Vettel won the British Grand Prix for Ferrari in 2018, but the title remained elusive

Ferrari

He didn’t fail at Red Bull, where he won four titles on the bounce in 2010, 2011, 2012 and 2013. That run alone should earn him a spot among the all-time greats. Yes, for much of that time RBR clearly had the best car, but in two of those years it went down to the wire, and Vettel really had to work for it.

It says a lot that despite leaving the team in the lurch when he signed for Ferrari, Vettel is as loved in Milton Keynes as he is in Maranello.

“He’s just a consume professional,” says RBR boss Christian Horner. “He came to us as a young kid with a brace and a funny haircut. And he just grew up in that time as a Red Bull junior.

‘Is that Vettel with the donkey from Shrek?’ — someone nearly drove off the road!

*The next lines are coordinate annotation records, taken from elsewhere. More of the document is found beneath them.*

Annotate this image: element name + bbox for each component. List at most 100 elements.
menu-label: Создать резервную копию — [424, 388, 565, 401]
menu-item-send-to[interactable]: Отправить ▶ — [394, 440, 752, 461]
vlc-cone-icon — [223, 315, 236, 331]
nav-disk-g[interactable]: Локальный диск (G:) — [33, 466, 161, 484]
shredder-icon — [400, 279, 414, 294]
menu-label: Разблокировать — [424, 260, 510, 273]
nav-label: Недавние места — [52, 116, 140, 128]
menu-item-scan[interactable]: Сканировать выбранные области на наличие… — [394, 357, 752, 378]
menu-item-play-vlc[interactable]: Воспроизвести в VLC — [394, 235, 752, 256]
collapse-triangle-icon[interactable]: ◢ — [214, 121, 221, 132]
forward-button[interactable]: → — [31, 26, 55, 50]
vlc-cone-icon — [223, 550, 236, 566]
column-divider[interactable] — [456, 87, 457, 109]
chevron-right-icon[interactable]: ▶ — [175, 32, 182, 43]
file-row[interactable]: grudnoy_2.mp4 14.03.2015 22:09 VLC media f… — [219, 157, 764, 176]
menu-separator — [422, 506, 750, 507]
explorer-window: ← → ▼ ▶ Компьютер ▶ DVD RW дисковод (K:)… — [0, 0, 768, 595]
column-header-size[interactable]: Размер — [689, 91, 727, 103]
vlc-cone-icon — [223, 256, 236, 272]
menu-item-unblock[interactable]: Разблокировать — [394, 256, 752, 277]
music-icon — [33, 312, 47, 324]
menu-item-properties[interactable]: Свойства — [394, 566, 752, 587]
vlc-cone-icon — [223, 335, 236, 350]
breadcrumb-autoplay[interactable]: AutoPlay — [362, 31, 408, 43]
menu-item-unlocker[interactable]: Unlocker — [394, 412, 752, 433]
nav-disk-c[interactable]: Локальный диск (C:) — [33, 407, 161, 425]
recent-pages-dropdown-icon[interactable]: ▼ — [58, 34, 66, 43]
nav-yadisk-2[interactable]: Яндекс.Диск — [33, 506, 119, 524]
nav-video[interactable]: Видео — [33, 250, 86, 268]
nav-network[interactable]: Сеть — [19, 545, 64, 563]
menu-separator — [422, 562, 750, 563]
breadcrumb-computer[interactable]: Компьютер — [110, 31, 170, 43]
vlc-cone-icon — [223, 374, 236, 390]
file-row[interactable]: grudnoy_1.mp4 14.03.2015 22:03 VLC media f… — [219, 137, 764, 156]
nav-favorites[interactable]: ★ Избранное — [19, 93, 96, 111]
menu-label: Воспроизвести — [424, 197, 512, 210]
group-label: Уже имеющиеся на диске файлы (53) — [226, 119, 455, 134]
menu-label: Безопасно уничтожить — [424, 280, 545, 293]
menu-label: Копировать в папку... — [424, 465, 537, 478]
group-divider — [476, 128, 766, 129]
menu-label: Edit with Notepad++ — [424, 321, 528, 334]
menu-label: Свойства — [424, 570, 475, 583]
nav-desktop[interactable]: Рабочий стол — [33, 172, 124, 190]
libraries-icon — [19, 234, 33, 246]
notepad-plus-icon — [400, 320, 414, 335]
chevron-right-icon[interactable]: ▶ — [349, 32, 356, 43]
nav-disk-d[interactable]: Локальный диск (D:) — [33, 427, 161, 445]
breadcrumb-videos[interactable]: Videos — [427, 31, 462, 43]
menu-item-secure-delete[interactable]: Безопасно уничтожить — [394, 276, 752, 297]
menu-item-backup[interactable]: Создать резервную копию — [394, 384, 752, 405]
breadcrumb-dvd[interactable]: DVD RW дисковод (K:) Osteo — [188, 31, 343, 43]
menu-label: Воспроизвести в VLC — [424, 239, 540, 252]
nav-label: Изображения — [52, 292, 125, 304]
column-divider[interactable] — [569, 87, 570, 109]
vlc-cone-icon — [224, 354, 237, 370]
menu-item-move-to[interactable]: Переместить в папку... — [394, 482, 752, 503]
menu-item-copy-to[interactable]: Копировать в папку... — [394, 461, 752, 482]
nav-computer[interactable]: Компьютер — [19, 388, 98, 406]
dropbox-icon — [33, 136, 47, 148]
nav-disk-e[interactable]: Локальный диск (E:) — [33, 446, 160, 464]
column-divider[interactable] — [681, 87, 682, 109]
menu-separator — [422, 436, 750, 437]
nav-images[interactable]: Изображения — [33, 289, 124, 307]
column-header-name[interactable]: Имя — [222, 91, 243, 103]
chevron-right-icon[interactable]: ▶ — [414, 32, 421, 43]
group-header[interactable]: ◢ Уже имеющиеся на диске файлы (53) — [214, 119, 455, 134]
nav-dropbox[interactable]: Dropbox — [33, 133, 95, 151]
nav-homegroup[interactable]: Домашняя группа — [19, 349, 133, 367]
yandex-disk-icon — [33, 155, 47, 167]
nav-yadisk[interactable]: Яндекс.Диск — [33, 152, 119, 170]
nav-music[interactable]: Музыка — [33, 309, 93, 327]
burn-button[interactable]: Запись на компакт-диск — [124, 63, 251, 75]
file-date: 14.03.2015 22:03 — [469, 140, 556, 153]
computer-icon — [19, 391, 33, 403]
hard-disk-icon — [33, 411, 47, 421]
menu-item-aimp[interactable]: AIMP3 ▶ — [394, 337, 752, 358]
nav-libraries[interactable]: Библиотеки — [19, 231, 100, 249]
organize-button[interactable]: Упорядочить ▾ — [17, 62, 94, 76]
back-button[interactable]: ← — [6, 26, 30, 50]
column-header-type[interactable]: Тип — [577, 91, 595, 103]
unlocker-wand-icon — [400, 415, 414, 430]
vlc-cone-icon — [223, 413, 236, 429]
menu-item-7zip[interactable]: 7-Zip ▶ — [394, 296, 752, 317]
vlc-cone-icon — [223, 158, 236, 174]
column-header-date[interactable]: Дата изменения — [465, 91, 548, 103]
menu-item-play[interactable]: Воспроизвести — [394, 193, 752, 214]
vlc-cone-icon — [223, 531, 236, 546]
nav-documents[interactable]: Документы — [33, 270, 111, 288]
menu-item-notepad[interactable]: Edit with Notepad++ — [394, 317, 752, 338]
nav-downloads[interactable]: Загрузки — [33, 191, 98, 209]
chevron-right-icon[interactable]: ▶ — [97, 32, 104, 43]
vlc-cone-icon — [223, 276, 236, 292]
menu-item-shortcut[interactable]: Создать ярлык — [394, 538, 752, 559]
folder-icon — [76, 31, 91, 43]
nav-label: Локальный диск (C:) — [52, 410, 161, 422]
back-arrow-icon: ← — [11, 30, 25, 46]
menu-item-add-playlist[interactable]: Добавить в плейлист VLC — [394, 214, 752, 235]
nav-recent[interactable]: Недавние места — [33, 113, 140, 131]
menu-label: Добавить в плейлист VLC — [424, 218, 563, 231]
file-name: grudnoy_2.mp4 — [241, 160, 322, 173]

“He’s just got such an endearing personality, he’d turn up with chocolates for the receptionist and the secretaries, and he just ended himself to everybody. He had the ability to mimic and impersonate so many different accents from cockney slang to Nigel Mansell. His Jean Todt was legendary.

“So, just a brilliant, brilliant character. And an even more brilliant driver. I mean, what we achieved together, the four consecutive world championships, the way that he went into the final race here, in 2010, and in Brazil, 2012, phenomenal, phenomenal memories.

“He just got better and better. I mean, ’10, it went down to the wire; ’11, he was truly dominant; ’12 he never gave up and came right; he won four critical races in ’12. He’d won one race before we left Europe that year and then delivered incredibly.

“Then ’13, he was just on a different level. Those nine consecutive victories were insane, and the level of intensity that he had to deliver that was outstanding.”